Thank you to everyone who's been in touch the last few days, sorry I've been a bit rubbish at texting back... I've been knackered & trying to get the house into some sort of order for when she came home. Hard-work paid off though...last night she slept in her nice clean bed, in her nice clean re-arranged bedroom & said she had a "lovely nights sleep".

One of the things Mum said to me before she had her chemotherapy was

"This is not a battle against staying alive, because that would be futile... It's a battle to prove cancer wrong and show that I am a strong person" 

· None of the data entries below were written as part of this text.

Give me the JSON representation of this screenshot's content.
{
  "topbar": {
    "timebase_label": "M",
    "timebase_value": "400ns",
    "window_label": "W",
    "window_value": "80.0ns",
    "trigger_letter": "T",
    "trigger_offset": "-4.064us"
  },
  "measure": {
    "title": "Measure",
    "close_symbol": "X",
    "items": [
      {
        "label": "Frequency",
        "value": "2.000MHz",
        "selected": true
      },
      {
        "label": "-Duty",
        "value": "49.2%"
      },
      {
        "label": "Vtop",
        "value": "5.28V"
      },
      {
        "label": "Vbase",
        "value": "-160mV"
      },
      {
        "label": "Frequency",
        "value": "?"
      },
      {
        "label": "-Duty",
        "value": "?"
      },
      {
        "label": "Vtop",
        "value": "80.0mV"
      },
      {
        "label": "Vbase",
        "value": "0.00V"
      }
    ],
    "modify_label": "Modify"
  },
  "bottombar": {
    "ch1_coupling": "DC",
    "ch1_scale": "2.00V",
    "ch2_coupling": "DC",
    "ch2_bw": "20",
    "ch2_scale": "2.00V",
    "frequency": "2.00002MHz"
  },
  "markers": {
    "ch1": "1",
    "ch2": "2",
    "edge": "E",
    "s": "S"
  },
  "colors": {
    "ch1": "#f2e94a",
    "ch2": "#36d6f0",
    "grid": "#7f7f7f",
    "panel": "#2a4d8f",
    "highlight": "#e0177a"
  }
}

...but in trying to prove that she was a strong person, she let herself get really poorly when she didn't need to.
Accepting the treatment, and indeed her fate, is what makes her a strong person.
Still going to work through this bloody illness, is what makes her a strong person.
Being so positive when the future looks bleak, is what makes her a strong person.
Her ability to be able to get up every day and still find time to laugh and joke is what makes her a strong person...

Asking for help doesn't make you weak - it makes you responsible & Mum needing the help of the hospital to make her feel better doesn't make her any less of a person, it gave her the chance to get some well deserved rest & treatment that I just couldn't give her... and the fact of the matter is, that had she not gone into hospital, Dan and I could have lost her. I'm just so glad we didn't. I'm also glad that she has said that if she feels this way again, she'll not hesitate to call triage and get herself taken in straight away.

There is a big chance of it happening again, but at least this time we know what neutropenia is, we know the warning signs and we know what to do.


H xx

1 comment:

  1. Thank you for keeping us up to date with Mum's progress - bad and good.

    It is great that she is back home again.